We just watched the forthcoming movie by Al Gore, and it was more inspirational and confident than the original, more of a cinema verite travelogue than a Powerpoint preso.
Tim Cook, CEO of Apple, introduced the film, and I took a video. At the end, Al Gore and my classmate Jeff Skoll do a Q&A with Lisa Jackson (former EPA Administrator, now at Apple). Jeff spent the past five years convincing Gore to do a sequel.
Gore:
“In order to fix the climate crisis, we have to fix the democracy crisis.
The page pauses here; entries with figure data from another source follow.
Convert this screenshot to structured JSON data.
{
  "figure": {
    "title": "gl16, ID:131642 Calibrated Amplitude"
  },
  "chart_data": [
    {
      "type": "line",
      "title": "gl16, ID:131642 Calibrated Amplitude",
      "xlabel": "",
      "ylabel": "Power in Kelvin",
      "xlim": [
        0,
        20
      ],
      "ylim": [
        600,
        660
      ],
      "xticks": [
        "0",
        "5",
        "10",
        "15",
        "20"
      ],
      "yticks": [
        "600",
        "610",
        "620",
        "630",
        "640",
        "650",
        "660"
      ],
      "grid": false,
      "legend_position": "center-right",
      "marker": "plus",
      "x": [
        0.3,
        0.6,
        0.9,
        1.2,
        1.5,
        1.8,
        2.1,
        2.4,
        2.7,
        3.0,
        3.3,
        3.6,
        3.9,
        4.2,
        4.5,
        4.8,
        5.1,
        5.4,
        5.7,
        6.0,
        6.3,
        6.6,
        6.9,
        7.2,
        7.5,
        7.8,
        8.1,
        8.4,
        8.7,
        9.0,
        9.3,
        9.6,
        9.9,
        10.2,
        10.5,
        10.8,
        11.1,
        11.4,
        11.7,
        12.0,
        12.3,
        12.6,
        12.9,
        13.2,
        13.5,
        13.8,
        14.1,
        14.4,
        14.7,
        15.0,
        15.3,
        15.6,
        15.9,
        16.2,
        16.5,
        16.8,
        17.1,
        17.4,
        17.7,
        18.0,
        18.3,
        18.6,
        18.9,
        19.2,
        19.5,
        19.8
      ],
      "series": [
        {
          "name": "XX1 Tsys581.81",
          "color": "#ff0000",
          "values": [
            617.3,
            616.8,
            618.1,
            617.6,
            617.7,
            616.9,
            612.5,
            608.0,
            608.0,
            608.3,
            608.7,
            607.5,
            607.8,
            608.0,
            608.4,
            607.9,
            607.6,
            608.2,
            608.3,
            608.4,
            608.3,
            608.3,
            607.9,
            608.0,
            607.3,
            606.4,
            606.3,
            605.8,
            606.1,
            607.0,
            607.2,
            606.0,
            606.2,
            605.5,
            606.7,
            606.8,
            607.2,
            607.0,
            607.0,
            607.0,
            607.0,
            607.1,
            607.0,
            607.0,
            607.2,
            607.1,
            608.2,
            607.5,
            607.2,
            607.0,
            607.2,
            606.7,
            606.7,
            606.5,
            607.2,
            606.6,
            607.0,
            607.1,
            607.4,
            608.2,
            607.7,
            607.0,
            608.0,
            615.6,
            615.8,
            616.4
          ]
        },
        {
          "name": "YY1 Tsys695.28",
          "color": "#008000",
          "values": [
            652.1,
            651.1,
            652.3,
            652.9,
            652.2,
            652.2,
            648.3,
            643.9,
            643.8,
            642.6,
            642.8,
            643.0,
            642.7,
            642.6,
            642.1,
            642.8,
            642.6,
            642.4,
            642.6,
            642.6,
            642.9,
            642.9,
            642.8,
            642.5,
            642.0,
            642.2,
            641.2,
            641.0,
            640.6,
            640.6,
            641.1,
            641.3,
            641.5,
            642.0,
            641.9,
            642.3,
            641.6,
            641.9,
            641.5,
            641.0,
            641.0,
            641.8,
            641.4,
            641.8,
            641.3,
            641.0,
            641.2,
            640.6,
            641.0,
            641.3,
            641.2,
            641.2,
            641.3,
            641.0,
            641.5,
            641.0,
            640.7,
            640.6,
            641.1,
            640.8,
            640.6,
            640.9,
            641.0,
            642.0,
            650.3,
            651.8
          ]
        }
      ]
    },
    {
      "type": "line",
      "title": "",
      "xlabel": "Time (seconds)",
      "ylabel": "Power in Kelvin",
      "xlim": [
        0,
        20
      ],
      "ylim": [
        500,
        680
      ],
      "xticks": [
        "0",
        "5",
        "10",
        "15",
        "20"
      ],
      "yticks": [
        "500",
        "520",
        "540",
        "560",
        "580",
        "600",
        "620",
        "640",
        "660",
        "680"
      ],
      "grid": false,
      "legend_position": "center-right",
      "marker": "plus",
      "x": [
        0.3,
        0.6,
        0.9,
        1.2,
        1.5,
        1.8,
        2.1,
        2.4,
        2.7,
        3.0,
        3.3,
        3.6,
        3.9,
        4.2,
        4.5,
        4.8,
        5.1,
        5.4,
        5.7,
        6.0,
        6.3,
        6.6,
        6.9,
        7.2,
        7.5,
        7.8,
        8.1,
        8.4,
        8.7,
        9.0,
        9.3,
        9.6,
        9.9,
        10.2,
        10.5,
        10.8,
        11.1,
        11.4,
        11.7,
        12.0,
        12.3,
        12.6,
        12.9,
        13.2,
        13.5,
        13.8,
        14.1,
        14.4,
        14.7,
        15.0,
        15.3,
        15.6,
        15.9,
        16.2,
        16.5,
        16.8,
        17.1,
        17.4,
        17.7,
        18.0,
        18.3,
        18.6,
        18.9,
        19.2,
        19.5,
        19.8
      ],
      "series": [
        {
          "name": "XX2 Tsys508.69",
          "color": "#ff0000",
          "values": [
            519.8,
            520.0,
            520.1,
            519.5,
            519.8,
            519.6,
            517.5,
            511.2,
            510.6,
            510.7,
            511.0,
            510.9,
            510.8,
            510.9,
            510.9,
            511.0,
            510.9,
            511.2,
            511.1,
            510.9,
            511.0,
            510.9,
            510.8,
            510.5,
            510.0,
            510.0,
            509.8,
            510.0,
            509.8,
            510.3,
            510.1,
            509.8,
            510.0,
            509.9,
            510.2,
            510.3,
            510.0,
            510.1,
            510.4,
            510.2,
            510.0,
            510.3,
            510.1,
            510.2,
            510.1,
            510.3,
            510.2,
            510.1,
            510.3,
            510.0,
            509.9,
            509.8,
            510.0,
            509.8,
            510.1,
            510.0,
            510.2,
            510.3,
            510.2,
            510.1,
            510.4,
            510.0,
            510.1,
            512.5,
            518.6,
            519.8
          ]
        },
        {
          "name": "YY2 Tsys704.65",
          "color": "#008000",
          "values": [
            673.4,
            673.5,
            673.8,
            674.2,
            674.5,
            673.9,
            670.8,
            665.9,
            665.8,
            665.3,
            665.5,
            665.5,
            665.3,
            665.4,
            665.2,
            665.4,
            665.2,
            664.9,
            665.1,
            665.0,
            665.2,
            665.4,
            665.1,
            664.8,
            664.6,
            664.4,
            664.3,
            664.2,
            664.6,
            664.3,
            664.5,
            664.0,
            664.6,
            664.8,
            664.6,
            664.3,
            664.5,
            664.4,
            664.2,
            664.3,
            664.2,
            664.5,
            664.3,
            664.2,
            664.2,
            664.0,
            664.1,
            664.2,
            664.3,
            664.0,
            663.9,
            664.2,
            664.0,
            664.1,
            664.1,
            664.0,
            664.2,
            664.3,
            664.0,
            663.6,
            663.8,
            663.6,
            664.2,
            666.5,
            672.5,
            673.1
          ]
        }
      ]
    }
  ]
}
Our democracy has been hacked.”
“Despair is just another form of denial.”
“There has never been a more important time to speak truth to power.”
SolarCity plays a central role in the film as Gore attempts to persuade India to agree to curtail new coal plan construction and agree to the climate accord:
“The hopeful story of what has developed in the last decade since An Inconvenient Truth came out is that the cost of electricity from renewable sources, principally solar and wind, and now the cost of energy storage, principally in batteries —all those costs have come down so rapidly that they’ve created a new world of opportunity that is irresistible for business and industry and investors. The sustainability revolution that is now unfolding in the world is in the historical sequence of the agricultural revolution, industrial revolution, information revolution, but it’s unique in this sense: It has the breadth and scope of the industrial revolution, which completely transformed our world over a century and a half or more, but it has the speed of the information revolution. It is happening extremely rapidly, and it is changing everything.”
“For any of those who have any doubts, “just remember that the will to act is itself a renewable resource. We are going to win this.”